Самолет прибыл в Москву по расписанию. По дороге из Домодедова до метро «Парк Культуры» Алексей и остальные пассажиры экспресса слушали включенное на полную мощь радио, оторопело переглядывались, но комментировать услышанное не решались. В метро же люди вели себя раскованней, двое мужчин, стоявших вплотную к Алексею, весело обсуждали текущие события прямо у него под ухом, сквозь стук колес поезда до него отчетливо доносились обрывки фраз:
— Слушал «Эхо Москвы», сообщили, что Ельцин приехал в Белый дом, Руцкой и Хасбулатов тоже там. Говорят, народ собирается, к ночи ждут штурма.
— Не будет никакого штурма — Язов и Янаев не решатся устроить побоище в центре Москвы. К тому же говорят, что все танки без боеприпасов.
— Тогда зачем было их вообще вводить? Нет, какую-нибудь провокацию да устроят, и жертвы будут, это я уверен на сто процентов.
— Да уж точно — когда так накалено, без жертв не обойтись.
— С другой стороны, танки пригнали, а на Площади Революции в метро обращение Попова на стенках расклеили, и никто его не снимает — все ходят себе и читают.
— А главный-то наш где? Ни слуху, ни духу.
— Объявили же, что заболел у себя на Форосе.
— Неизвестно, его, может, уже и убрали, кто сейчас что знает?
Заслушавшись, Алексей чуть не проехал «Белорусскую» — выскочил в последний момент, когда двери уже закрывались. До дома Таи он дошел пешком, и самым странным ему показалось, что Москва жила своей привычной жизнью — троллейбусы и автобусы следовали по обычным маршрутам, толпы приезжих сновали по магазинам, а о политических переменах напоминали лишь выложенные на прилавки киосков газеты с крупными буквами ГКЧП на первой полосе.
Тая была дома — еще в мае, когда врач подтвердил ее беременность, Алексей велел ей уволиться со склада. Она красивым почерком переписала написанное им заявление «по собственному желанию» и на следующий день понесла Вадиму Сергеевичу.
С утра его не было. Тая положила заявление ему на стол, а потом, обвязав голову платком и надев халат, принялась за привычную работу. Заведующий появился только после обеда, а когда увидел заявление у себя на столе, был ошеломлен до глубины души и совершенно искренне расстроился. Позвав Таю, он сначала накричал на нее, обозвал неблагодарной идиоткой и велел отнести заявление на помойку, потом пригрозил, а под конец начал уговаривать.

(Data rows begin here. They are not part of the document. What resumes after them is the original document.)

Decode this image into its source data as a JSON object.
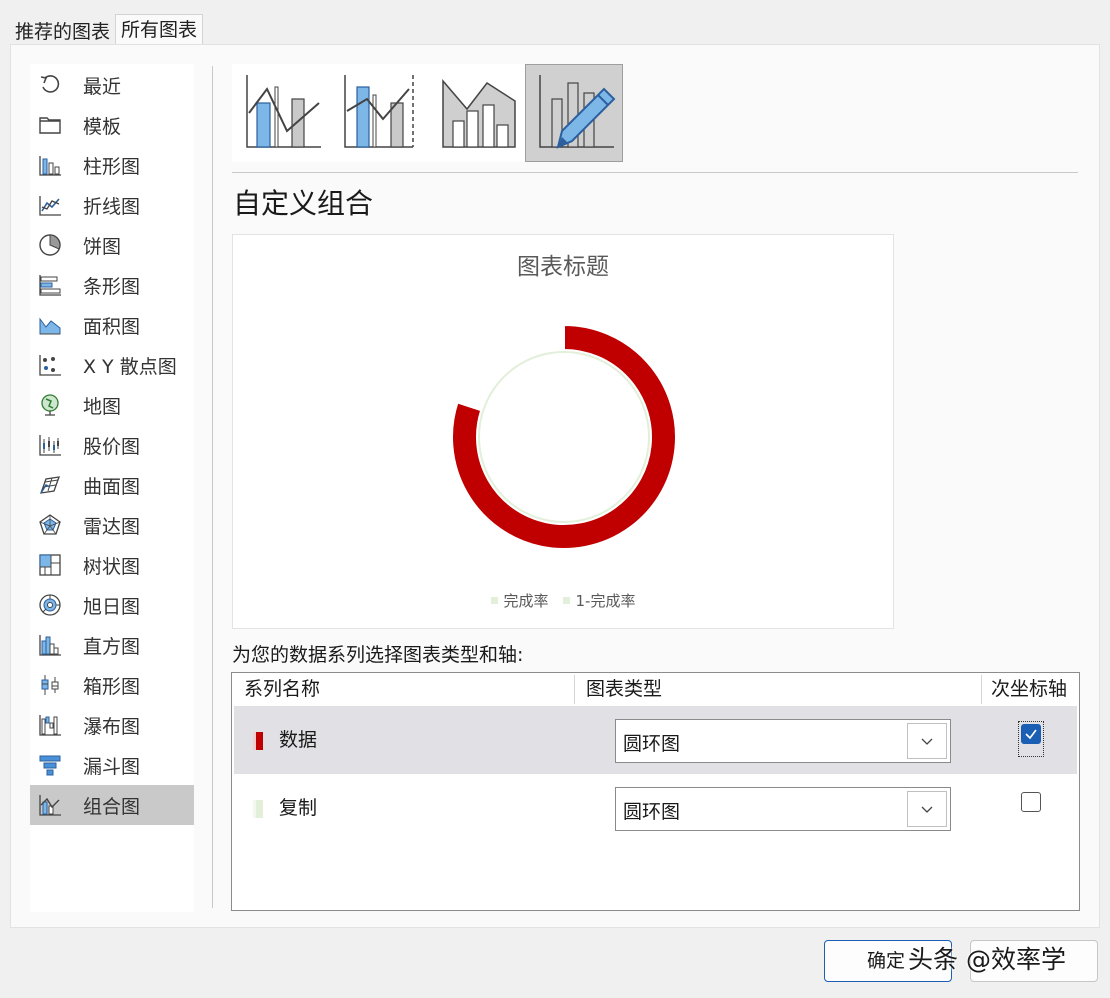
{
  "tabs": {
    "recommended": "推荐的图表",
    "all_charts": "所有图表"
  },
  "sidebar": {
    "items": [
      {
        "label": "最近",
        "icon": "recent-icon"
      },
      {
        "label": "模板",
        "icon": "folder-icon"
      },
      {
        "label": "柱形图",
        "icon": "column-chart-icon"
      },
      {
        "label": "折线图",
        "icon": "line-chart-icon"
      },
      {
        "label": "饼图",
        "icon": "pie-chart-icon"
      },
      {
        "label": "条形图",
        "icon": "bar-chart-icon"
      },
      {
        "label": "面积图",
        "icon": "area-chart-icon"
      },
      {
        "label": "X Y 散点图",
        "icon": "scatter-chart-icon"
      },
      {
        "label": "地图",
        "icon": "globe-icon"
      },
      {
        "label": "股价图",
        "icon": "stock-chart-icon"
      },
      {
        "label": "曲面图",
        "icon": "surface-chart-icon"
      },
      {
        "label": "雷达图",
        "icon": "radar-chart-icon"
      },
      {
        "label": "树状图",
        "icon": "treemap-icon"
      },
      {
        "label": "旭日图",
        "icon": "sunburst-icon"
      },
      {
        "label": "直方图",
        "icon": "histogram-icon"
      },
      {
        "label": "箱形图",
        "icon": "box-whisker-icon"
      },
      {
        "label": "瀑布图",
        "icon": "waterfall-icon"
      },
      {
        "label": "漏斗图",
        "icon": "funnel-icon"
      },
      {
        "label": "组合图",
        "icon": "combo-chart-icon"
      }
    ],
    "selected_index": 18
  },
  "subtypes": {
    "items": [
      {
        "icon": "clustered-column-line-icon"
      },
      {
        "icon": "clustered-column-line-secondary-axis-icon"
      },
      {
        "icon": "stacked-area-clustered-column-icon"
      },
      {
        "icon": "custom-combination-pencil-icon"
      }
    ],
    "selected_index": 3
  },
  "section_title": "自定义组合",
  "preview": {
    "title": "图表标题",
    "legend": [
      {
        "label": "完成率",
        "color": "#e2efda"
      },
      {
        "label": "1-完成率",
        "color": "#e2efda"
      }
    ]
  },
  "chart_data": {
    "type": "pie",
    "subtype": "doughnut",
    "title": "图表标题",
    "series": [
      {
        "name": "数据",
        "values": [
          0.8,
          0.2
        ],
        "colors": [
          "#c00000",
          "#ffffff"
        ],
        "axis": "secondary"
      },
      {
        "name": "复制",
        "values": [
          1
        ],
        "colors": [
          "#e2efda"
        ],
        "axis": "primary"
      }
    ],
    "categories": [
      "完成率",
      "1-完成率"
    ],
    "legend_position": "bottom"
  },
  "instruction": "为您的数据系列选择图表类型和轴:",
  "table": {
    "headers": {
      "series_name": "系列名称",
      "chart_type": "图表类型",
      "secondary_axis": "次坐标轴"
    },
    "rows": [
      {
        "name": "数据",
        "color": "#c00000",
        "chart_type": "圆环图",
        "secondary_axis": true
      },
      {
        "name": "复制",
        "color": "#e2efda",
        "chart_type": "圆环图",
        "secondary_axis": false
      }
    ],
    "selected_row": 0
  },
  "buttons": {
    "ok": "确定"
  },
  "watermark": "头条 @效率学"
}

Тая стояла, молча слушала и спокойно улыбалась — теперь, когда она душой и телом принадлежала Алексею, только его слово имело для нее значение. Увидев, что говорить с ней — только слова бросать на ветер, Вадим Сергеевич плюнул и, поставив на заявлении свою подпись, в сердцах рявкнул:
«Две недели отработаешь, как миленькая, иначе по статье уволю».
Однако Алексей, предвидя такую его реакцию, заранее отрепетировал с Таей ответ. И она, вскинув свое похорошевшее за последние месяцы личико, спокойно ответила:
«Меня уволить нельзя, я жду ребенка. А если не отпускаете сразу, то мне доктор на две недели больничный выпишет».
Побагровев, как кумач, Вадим Сергеевич махнул рукой и сказал почти жалобно:
«Раньше не могла предупредить? Где я сейчас уборщицу найду? Ладно, черт с тобой, только инвентарь прямо сейчас сдай, а то обходной лист не подпишу. Все до единого сюда неси, я по списку проверю — веники, скребки, рабочую одежду свою сдавай. Чтобы мне потом днем с огнем по всему складу не рыскать».
«Хорошо».
Тая кивнула и, послушно стащив с себя казенные халат и платок, аккуратно повесила их на спинку стула. Вадим Сергеевич глянул на нее и был потрясен — в простеньком легком платьице, привезенном Алексеем из Парижа, молодая женщина была чудо, как хороша. Но сильней всего потрясла его ее стрижка.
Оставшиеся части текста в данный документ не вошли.